Наконец стена скалы стала поворачивать к северу. Автомат я держал на изготовку и внезапно вздрогнул, едва не надавив на курок: меж двух вросших друг в друга выветренных глыб в темноте сверкнули розоватой вспышкой два огонька. Я повернулся в седле влево, придержав Белого, но это оказался всего лишь одинокий цербер, который пробежал мимо нас, оборачиваясь и неодобрительно порыкивая. Он и сам, бедняга, испугался встречи с нами… Хотя совсем недавно меня едва не разорвала стая таких вот «бедняг», и не появись вовремя Лайла… Да… Любопытно – что с этой женщиной? Осталась ли она на Горной-6? Завербовалась она на новую работу или продолжает трудиться на «Пантеон»? Насчет последнего я сомневался – ее связь с Дарби была бы плохой рекомендацией для профессионала… Да и про Криса теперь все, кому надо, знают… У меня почему-то было ощущение, что с ней-то уж точно все в порядке… А как, интересно, поживает наш проповедник Аурелиано? Предаются ли Азиз с Дроновой радостям комфортной и безопасной жизни в Лихоторо? Или же Азиз продолжает вести свою игру? Если так, то ему необходимо было завербовать пани Аиду: зная ее характер, я понимал, что, когда она узнала, кто он, Азиз от нее иначе не избавится, если, конечно не решит просто сбежать или ликвидировать ее как свидетеля… Да и не Азиз он вовсе никакой… Помощничек нашелся на мою задницу, ядрена корень… На «Изумруде»-то он мне и правда сильно помог – не будь его, не знаю, чем бы кончилась наша вечеринка с Джо Вэндерсом… Да и выбор Вэндерсом кандидатов на расстрел многое прояснял – наняли его, видать, ренегаты, которые были в курсе, что в группе есть сотрудник службы безопасности «Пантеона». Только вот непонятно: почему Крис не грохнул Азиза, а ограничился только бедным итальянцем? Наверное, Крис хотел напугать своего предполагаемого противника, а раскрыть сам себя должен был в самом крайнем случае. Я так понял, что стиль психологического давления – это его конек. Да и учитывая количество секретных сотрудников на душу населения в нашей группе, было где запутаться в предположениях.

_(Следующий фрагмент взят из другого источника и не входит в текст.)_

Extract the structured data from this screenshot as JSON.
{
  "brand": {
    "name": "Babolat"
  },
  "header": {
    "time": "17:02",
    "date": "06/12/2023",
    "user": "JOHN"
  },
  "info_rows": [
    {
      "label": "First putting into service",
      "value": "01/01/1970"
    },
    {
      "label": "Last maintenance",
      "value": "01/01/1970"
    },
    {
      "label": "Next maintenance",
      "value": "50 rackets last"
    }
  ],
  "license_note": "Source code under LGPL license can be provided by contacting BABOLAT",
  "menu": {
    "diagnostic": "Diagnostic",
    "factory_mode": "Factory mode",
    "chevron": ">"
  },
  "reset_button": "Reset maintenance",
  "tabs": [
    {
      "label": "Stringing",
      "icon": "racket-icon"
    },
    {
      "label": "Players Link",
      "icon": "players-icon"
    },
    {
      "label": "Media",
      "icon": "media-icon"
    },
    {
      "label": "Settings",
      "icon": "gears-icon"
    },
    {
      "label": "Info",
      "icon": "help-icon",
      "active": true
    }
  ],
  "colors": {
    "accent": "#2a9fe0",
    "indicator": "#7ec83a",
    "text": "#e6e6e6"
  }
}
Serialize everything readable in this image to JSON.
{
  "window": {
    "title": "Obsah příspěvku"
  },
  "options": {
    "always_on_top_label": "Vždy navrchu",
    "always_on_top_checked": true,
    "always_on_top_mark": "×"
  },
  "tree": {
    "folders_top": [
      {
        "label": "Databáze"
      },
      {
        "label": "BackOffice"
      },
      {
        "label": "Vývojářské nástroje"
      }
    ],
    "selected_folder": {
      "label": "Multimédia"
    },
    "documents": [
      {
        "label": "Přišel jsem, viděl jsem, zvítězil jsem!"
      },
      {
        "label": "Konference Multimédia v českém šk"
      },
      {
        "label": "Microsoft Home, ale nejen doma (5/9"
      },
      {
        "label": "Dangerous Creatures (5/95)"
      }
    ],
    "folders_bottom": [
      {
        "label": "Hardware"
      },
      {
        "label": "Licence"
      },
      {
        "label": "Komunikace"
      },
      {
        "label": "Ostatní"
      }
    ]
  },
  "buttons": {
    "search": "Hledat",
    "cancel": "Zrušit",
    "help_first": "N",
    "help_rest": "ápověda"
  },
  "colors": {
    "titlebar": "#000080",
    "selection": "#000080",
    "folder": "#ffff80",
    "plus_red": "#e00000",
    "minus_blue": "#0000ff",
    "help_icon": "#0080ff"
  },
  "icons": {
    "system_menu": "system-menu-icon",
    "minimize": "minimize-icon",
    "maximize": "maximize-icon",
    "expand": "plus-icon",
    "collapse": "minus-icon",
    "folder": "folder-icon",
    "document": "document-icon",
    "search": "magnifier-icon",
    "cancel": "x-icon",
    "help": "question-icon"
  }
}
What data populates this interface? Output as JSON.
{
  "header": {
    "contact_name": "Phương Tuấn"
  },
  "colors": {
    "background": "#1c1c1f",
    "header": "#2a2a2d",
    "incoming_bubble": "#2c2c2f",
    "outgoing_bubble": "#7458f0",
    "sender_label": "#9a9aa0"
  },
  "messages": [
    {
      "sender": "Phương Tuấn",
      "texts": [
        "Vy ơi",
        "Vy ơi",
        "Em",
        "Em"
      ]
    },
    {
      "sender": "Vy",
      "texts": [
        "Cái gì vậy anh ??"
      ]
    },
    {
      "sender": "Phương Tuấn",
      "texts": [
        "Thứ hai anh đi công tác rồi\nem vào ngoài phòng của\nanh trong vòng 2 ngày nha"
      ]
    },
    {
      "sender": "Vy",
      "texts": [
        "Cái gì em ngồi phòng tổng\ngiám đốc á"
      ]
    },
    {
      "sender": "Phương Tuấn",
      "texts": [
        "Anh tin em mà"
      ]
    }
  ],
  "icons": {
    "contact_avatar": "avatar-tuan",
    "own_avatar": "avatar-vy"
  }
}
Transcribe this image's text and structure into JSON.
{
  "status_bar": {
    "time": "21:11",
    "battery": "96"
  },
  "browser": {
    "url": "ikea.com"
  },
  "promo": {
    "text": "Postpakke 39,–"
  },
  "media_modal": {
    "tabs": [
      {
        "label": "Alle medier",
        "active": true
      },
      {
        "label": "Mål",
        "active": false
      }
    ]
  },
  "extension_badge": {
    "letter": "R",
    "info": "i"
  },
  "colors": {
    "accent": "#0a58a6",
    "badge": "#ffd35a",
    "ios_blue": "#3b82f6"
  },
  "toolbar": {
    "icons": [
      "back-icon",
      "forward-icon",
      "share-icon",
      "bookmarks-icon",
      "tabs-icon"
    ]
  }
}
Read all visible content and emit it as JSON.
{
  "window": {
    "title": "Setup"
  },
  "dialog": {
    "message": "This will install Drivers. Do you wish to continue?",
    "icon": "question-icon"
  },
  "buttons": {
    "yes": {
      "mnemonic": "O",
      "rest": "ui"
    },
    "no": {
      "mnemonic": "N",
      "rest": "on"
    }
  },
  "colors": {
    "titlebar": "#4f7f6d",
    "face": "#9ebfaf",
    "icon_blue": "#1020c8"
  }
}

Резко крикнула какая-то птица, и я вновь замер, обшаривая камни в режиме инфрасканера и включив внешние микрофоны на полную мощность. К счастью, ничего, кроме попискивания скальных летучих мышей, не услышал.
Вновь я погрузился в раздумья, чтобы отвлечься от своих тревог и мрачного состояния.
Все более-менее выстраивалось в цепочку…
Одно мне было непонятно – роль во всем этом прекрасной кореянки-француженки, которая так убедительно разыграла влюбленность в финальной сцене, – я не особо верил ее чувствам, но… С ней было вообще все гораздо сложнее: на кого она работала? Связана ли была она хоть с одним из сексотов[13] нашей группы? И если да, то почему бегала от Криса к Дарби, а потом с вертолета в пустоту? А если была цель, то опять же на кого она работала? На «хороших» или на «плохих»? Дарби-то она предала за-ради меня или нет? Но Дарби оказался в результате вообще представителем «третьей силы»…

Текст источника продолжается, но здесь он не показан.